Bestudeer het onderstaande schema aandachtig. Daarna moet het mogelijk zijn om alle oefeningen correct op te lossen. Eventueel kun je dit schema printen.
Er is 1 uitzondering op het schema: Als het onderwerp in de zin “je” of “jij” is, en als dat onderwerp achter de persoonsvorm staat, dan valt de “t” weg.
Bijvoorbeeld: je lacht –> lach je MAAR je broer lacht –> lacht je broer?

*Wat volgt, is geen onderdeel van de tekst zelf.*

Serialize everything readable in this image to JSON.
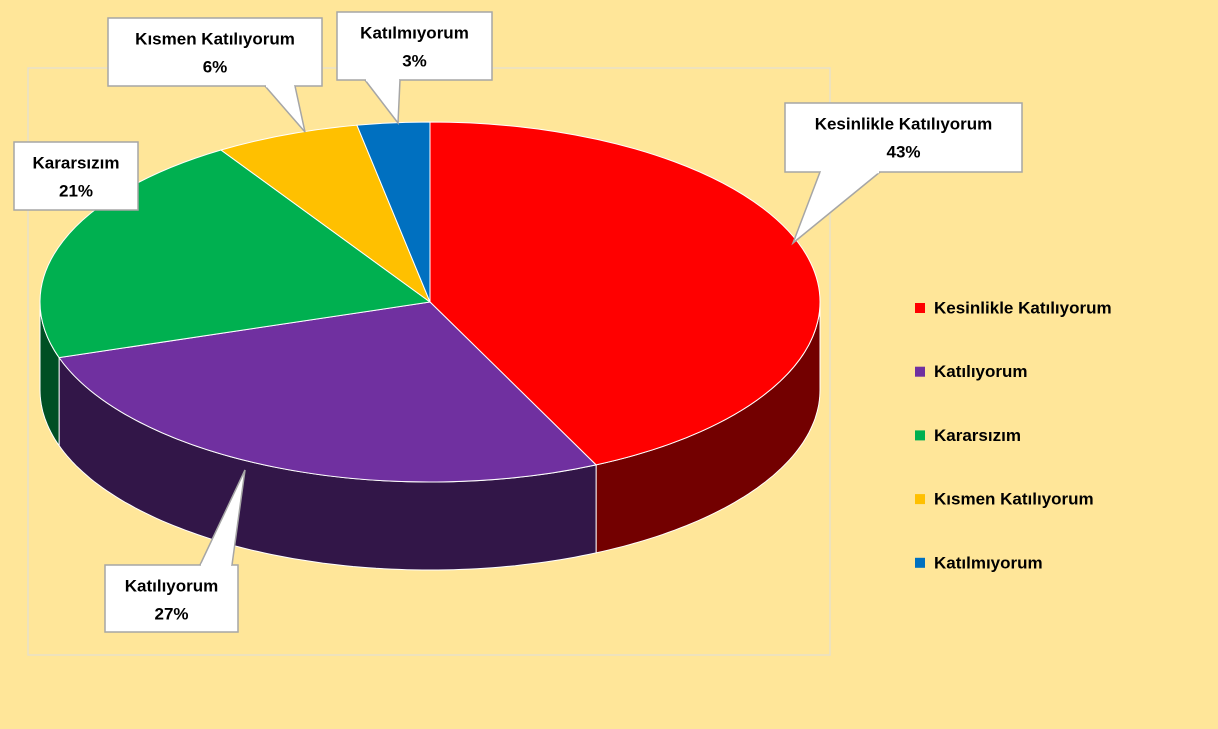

Ook: als je een bevel geeft –> alleen de stam. Kom hier, sta op, sluit het raam.
ik |
werk |
STAM |
jij/je |
werkt |
STAM+t |
hij/zij |
werkt |
STAM+t |
u |
werkt |
stam+t |
wij/we |
werken |
infinitief |
jullie |
werken |
infinitief |
zij/ze |
werken |
infinitief |
Geef een reactie of stel een vraag.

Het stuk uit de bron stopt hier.